Let $X$ be a normed $\mathbb K$-linear space . Then the weak$*$ topology is metrizable iff $X$ is finite dimensional.
We know that if X is finite dimensional then the weak topology on X is metrizable and also X is finite dimensional iff $X^*$ is finite dimensional.
From here can we approach for proof of the above theorem?
Please someone give hints.
thank you..
I think you need $X$ to be a Banach space. Then first use the Banach-Steinhaus theorem to show that $(X^*,\sigma^*)$ is sequentially complete.
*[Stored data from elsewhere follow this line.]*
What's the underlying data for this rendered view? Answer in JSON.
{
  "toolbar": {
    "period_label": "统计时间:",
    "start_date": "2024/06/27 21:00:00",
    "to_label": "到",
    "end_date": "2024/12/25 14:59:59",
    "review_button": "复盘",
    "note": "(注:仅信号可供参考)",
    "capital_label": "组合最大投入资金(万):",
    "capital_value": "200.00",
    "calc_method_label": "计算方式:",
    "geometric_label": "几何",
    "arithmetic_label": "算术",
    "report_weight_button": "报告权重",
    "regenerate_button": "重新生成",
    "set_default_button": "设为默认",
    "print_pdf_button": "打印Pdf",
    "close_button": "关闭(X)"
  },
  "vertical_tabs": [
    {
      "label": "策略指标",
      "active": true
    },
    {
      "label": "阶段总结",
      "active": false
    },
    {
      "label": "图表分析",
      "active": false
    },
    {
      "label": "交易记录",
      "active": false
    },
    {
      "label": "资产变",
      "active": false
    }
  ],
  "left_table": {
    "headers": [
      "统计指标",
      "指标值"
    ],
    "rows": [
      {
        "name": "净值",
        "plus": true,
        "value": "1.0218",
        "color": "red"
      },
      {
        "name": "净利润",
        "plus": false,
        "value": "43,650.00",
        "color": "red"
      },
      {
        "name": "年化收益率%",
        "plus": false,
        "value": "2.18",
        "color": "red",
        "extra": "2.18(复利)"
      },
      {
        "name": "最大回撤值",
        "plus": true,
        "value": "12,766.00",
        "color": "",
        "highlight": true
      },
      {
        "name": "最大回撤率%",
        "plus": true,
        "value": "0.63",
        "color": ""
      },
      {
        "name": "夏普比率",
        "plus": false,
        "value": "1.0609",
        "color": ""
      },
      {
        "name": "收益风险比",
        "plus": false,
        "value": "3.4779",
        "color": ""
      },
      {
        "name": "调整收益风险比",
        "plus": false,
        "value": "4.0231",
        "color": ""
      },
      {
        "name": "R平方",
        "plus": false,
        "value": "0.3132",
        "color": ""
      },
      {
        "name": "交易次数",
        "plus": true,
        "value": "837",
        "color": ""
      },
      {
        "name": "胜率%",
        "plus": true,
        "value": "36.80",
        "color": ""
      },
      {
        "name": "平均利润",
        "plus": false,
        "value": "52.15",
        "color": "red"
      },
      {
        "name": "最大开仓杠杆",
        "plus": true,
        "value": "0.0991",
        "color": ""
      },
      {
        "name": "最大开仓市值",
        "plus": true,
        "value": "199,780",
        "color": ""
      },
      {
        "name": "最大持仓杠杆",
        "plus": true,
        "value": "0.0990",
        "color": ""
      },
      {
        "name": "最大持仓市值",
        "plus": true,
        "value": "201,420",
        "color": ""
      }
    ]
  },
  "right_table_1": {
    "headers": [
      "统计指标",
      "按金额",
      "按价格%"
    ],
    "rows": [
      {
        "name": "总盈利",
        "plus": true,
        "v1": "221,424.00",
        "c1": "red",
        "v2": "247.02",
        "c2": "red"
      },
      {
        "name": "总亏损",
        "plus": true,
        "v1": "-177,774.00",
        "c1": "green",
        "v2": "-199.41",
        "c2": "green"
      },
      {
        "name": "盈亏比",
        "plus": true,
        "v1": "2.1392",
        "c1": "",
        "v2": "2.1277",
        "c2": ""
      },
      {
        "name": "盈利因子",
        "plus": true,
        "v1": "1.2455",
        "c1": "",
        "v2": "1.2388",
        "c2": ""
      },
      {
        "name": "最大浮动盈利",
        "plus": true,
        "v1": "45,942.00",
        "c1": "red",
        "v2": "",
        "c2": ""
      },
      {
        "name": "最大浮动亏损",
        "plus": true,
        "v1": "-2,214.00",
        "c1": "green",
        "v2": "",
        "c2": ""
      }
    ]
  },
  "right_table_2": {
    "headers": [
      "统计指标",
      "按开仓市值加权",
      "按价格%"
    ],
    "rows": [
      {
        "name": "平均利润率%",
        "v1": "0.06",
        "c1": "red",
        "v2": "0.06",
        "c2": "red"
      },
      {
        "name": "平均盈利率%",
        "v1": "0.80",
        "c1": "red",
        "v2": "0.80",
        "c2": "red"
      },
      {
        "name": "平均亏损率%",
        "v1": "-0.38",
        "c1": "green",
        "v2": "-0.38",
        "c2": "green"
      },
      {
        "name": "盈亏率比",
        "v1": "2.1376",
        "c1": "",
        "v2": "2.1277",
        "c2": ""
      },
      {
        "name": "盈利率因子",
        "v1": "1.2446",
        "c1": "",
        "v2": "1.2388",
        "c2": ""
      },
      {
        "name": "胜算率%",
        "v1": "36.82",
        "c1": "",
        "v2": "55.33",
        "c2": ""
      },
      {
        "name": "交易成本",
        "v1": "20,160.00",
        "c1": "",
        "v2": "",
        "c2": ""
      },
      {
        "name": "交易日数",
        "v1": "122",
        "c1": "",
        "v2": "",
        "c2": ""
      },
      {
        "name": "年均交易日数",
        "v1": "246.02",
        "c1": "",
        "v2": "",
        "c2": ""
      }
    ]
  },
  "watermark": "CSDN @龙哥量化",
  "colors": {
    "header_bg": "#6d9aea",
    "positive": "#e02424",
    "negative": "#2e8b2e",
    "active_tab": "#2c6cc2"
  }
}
If it is metrizable (hence a Frechet space) the open mapping theorem implies that the weak$^*$ topology coincides with the topology induced by the dual norm. For the unit ball $B$ of $X$ you thus get finitely many $x_1,\ldots,x_n\in X$ such that $\{x_1,\ldots,x_n\}^\circ \subset B^\circ$. Then apply the theorem of bipolars together with the fact that the absolutely convex hull $\Gamma(E)$ of a finite set is closed to get $B \subseteq \Gamma(\{x_1,\ldots,x_n\})$.
EDIT. As mentioned in the comment, for the space $X$ of scalar sequences with only finitely many non-zero terms endowed with the $\ell^2$-norm, the weak$^*$-topology on $X^*=\ell^2$ is the topology of coordinate-wise convergence which is metrizable.
Hint: in infinite dimensions weakly open neighborhood of origin always contain a (maximal) vector subspace.